Reprint from Women’s FastPitch World

By Deborah Kozina

A crack of the bat, a yellow ball sailing 250 feet over a wall. Pork steak promotion nights. Autograph sessions at shopping malls. Ball clubs in the box scores one year, out entirely the next. Just a decade ago, all were part of the International Women’s Professional Softball Association (WPS). Women softball players were actually getting paid to play the game they loved.

Many of today’s younger players don’t know there was such a league, while older players remember scant details, almost always beginning with smiles and changing to grimaces. Pro softball was indeed a reality from 1976-79, but that reality was at times more illusionary than actual. In fact, there have been two women’s professional softball leagues in the last 40 years, the first being an attempt to entertain American during the trying times of World War II….

A press conference heralded the arrival of the new league – WPS – in January 1976 in Chicago. Its founding was announced by tennis pro Billie Jean King, League Commissioner Dennis Murphy and the owner of the Chicago Ravens franchise, Fred Huebner. “We plan to broaden the horizons of this exciting sport even further by establishing professional teams throughout the world,” read Murphy’s statement in the league’s first promotional brochure. “For the players we plan to offer an opportunity to play under the best possible conditions including many personal and professional benefits they do not now possess.”

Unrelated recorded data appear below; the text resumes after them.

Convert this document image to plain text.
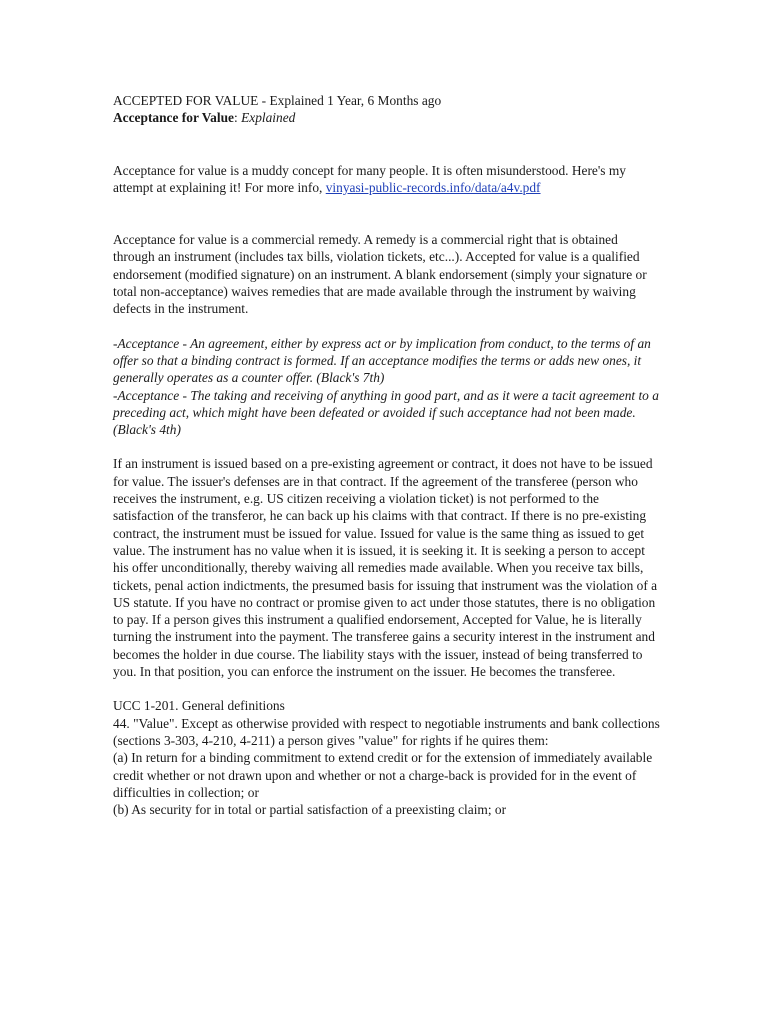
ACCEPTED FOR VALUE - Explained 1 Year, 6 Months ago

Acceptance for Value: Explained

Acceptance for value is a muddy concept for many people. It is often misunderstood. Here's my attempt at explaining it! For more info, vinyasi-public-records.info/data/a4v.pdf

Acceptance for value is a commercial remedy. A remedy is a commercial right that is obtained through an instrument (includes tax bills, violation tickets, etc...). Accepted for value is a qualified endorsement (modified signature) on an instrument. A blank endorsement (simply your signature or total non-acceptance) waives remedies that are made available through the instrument by waiving defects in the instrument.

-Acceptance - An agreement, either by express act or by implication from conduct, to the terms of an offer so that a binding contract is formed. If an acceptance modifies the terms or adds new ones, it generally operates as a counter offer. (Black's 7th)

-Acceptance - The taking and receiving of anything in good part, and as it were a tacit agreement to a preceding act, which might have been defeated or avoided if such acceptance had not been made. (Black's 4th)

If an instrument is issued based on a pre-existing agreement or contract, it does not have to be issued for value. The issuer's defenses are in that contract. If the agreement of the transferee (person who receives the instrument, e.g. US citizen receiving a violation ticket) is not performed to the satisfaction of the transferor, he can back up his claims with that contract. If there is no pre-existing contract, the instrument must be issued for value. Issued for value is the same thing as issued to get value. The instrument has no value when it is issued, it is seeking it. It is seeking a person to accept his offer unconditionally, thereby waiving all remedies made available. When you receive tax bills, tickets, penal action indictments, the presumed basis for issuing that instrument was the violation of a US statute. If you have no contract or promise given to act under those statutes, there is no obligation to pay. If a person gives this instrument a qualified endorsement, Accepted for Value, he is literally turning the instrument into the payment. The transferee gains a security interest in the instrument and becomes the holder in due course. The liability stays with the issuer, instead of being transferred to you. In that position, you can enforce the instrument on the issuer. He becomes the transferee.

UCC 1-201. General definitions

44. "Value". Except as otherwise provided with respect to negotiable instruments and bank collections (sections 3-303, 4-210, 4-211) a person gives "value" for rights if he quires them:

(a) In return for a binding commitment to extend credit or for the extension of immediately available credit whether or not drawn upon and whether or not a charge-back is provided for in the event of difficulties in collection; or

(b) As security for in total or partial satisfaction of a preexisting claim; or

The league promised more than the “best possible conditions” and “personal and professional benefits.” “With the advent of IWPS, the game is being taken out of the “back lot” and established as one of the most exciting innovations to hit the professional sports world in the last decade,” the league brochure read. Realizing the hopes and dreams of amateur athletes and professional entrepreneurs may have appeared simple. It wasn’t. The finagling and business maneuvering necessary to bring an amateur sport to pro status evoked controversy that is still remembered today.